Tânia* enfrentou um tormento que durou metade da vida. Tem marcas nas costas,
pernas, joelhos e um dedo quebrado pela brutalidade do homem que escolheu
para viver, pai dos quatro filhos
ânia* passou 30 dos 50 anos de vida abaixo de violência. Apanhou, foi torturada, agredida de todas as formas. Ouviu tanto grito do marido, que a própria voz sai presa, sufocada, contida. É um quase silêncio. Mas um silêncio ruidoso, como a realidade brutal das mulheres que sofrem violência no campo.
A agricultora, que vive em Camboriú, no Litoral Norte, não sabe como conseguiu sobreviver a tanta crueldade. O agressor era o marido, pai dos quatro filhos, único homem com quem se deitou. Mas que desconfiava de cada passo dela.
— Eu fui muito violentada. Perguntava por que estava fazendo aquilo, mas ele não respondia, ficava quieto, saía até de perto para não responder.

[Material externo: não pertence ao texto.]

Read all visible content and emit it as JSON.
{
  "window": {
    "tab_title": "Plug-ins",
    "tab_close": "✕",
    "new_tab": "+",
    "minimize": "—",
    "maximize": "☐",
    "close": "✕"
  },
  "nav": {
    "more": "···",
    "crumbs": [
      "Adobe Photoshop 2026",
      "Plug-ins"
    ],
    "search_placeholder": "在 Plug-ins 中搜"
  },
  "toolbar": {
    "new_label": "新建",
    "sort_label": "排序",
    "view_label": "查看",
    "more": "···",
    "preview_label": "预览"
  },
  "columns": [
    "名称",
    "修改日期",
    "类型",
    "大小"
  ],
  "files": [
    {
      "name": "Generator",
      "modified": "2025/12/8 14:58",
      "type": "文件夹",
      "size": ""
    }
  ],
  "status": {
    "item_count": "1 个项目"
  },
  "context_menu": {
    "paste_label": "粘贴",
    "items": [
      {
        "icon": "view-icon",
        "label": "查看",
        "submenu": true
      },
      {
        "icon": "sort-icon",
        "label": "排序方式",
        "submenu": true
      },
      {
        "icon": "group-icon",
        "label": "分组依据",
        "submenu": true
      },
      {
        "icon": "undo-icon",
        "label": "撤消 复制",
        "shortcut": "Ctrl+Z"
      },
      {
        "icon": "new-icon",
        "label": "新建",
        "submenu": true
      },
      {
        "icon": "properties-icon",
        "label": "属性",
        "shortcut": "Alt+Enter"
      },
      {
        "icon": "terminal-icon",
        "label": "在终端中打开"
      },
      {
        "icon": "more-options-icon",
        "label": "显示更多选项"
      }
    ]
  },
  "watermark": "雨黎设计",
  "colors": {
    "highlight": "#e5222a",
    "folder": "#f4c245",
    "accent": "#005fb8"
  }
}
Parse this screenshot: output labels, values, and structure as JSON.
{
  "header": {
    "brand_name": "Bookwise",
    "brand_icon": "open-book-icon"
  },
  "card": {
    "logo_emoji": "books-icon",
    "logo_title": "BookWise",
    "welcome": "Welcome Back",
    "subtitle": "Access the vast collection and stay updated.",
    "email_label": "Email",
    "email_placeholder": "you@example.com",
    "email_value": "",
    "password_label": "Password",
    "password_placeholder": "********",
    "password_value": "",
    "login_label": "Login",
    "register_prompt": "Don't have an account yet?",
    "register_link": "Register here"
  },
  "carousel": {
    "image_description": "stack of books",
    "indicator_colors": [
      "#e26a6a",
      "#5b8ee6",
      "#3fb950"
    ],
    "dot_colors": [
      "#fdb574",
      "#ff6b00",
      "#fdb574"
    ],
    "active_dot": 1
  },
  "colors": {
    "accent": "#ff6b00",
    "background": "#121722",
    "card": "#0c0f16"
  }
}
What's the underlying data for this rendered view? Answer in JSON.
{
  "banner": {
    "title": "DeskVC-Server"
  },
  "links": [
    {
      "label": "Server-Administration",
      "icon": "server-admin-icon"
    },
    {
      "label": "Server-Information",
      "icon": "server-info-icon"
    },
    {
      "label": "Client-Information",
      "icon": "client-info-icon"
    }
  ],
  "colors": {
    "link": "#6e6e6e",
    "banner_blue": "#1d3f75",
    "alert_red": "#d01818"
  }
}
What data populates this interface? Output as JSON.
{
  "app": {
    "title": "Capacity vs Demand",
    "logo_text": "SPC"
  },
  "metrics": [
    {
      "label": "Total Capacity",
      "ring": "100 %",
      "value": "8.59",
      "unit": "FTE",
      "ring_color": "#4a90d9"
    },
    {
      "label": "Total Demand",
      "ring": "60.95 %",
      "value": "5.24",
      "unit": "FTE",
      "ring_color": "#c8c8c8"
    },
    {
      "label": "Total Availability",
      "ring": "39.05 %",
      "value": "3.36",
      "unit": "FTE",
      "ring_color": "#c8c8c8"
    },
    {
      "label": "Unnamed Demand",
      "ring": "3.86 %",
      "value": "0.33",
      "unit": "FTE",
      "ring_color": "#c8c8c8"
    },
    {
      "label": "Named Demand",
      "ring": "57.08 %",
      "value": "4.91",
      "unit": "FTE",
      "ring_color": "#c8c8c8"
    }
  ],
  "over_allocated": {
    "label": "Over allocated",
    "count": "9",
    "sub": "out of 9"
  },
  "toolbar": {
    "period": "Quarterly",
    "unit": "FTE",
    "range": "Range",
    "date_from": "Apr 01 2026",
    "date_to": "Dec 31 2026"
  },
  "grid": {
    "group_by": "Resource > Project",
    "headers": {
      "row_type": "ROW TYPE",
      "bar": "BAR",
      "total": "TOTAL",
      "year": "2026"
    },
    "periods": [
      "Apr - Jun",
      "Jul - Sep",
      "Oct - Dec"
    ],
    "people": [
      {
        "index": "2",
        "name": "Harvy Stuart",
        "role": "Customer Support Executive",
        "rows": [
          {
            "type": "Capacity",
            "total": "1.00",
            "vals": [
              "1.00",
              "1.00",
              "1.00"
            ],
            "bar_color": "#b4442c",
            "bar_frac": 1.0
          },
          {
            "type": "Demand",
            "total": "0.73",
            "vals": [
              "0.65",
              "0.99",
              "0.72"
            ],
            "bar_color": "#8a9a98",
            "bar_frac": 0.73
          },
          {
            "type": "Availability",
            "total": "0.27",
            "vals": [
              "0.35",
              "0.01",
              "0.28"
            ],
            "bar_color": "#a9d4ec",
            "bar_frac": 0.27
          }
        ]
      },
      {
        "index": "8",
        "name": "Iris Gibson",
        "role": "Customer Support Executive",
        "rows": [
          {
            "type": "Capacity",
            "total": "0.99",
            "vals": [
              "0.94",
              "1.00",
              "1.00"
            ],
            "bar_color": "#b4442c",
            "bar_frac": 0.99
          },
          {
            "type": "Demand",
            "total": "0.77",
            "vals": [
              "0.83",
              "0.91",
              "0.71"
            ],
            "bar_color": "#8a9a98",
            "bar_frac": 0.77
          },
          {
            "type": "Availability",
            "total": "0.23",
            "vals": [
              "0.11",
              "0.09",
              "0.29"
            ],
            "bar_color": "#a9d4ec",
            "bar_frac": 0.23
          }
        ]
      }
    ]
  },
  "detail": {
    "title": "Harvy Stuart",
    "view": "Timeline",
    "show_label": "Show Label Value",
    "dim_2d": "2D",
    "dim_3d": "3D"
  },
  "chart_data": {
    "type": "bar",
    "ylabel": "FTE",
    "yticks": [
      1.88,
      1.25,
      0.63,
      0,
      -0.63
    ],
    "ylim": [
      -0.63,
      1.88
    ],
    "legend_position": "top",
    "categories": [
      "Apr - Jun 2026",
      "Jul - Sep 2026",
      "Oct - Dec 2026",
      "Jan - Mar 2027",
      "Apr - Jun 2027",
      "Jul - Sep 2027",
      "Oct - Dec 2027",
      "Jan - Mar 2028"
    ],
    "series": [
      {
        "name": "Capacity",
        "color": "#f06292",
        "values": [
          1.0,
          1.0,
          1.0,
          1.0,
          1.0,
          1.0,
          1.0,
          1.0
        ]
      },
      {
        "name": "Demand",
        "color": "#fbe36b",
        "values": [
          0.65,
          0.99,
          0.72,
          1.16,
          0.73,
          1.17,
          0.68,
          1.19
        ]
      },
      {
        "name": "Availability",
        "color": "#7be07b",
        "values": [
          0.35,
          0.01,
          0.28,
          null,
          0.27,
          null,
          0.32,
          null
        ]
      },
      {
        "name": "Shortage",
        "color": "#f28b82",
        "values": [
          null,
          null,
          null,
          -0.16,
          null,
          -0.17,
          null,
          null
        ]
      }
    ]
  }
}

As marcas desse tormento estão nas costas, pernas, joelhos, braços, mãos. Até no dedo quebrado. Mesmo na condição de vítima, Tânia era tomada por sentimentos comuns a outras mulheres: tinha medo e vergonha. Se saísse de casa, usava roupa de manga comprida para tapar hematomas e arranhões. Se fosse receber visita, escondia louças e móveis quebrados.
— Eu colava papel, botava adesivo, para que não vissem as coisas destruídas.
Em momentos de fúria, nem o alimento das crianças era preservado:
— Quando a comida estava pronta, ele jogava fora, no chão, dava para os cachorros.
Fugas faziam parte dessa rotina. Algumas vezes, ela corria da foice e do facão. Em outras, do machado. Além da mira da arma de caçar. Tânia e os filhos paralisavam de pavor quando viam os animais de estimação serem maltratados. Como os cachorros, que certa vez tiveram o pescoço cortado com motosserra.
— Eu corria com as crianças e me escondia no mato para não morrer.
Um dia, recorda, ela precisou ir à cidade. A carona atrasou e, ao retornar para casa, foi recebida com chutes e pontapés que atingiram as partes íntimas. Foi proibida de procurar socorro médico. Por causa dos golpes, urinou sangue durante um mês. A maior parte das agressões acontecia durante a noite.
— Tinha vezes que eu pedia pelo amor de Deus que o dia não anoitecesse e que continuasse claro para eu não passar tudo de novo.
A violência aumentava quando o marido bebia. Mas também sem álcool as agressões se repetiam. Tânia levou três décadas para adquirir coragem e denunciar o marido, que chegou a ser preso e hoje vive em outra cidade. Mas ela ainda sente medo.
A ponto que aceitou contar sua história com a condição de que o nome verdadeiro e a imagem fossem preservados. Mas deixa um conselho para mulheres que sofrem com a violência:
— Busquem ajuda. É horrível passar por isso sozinha.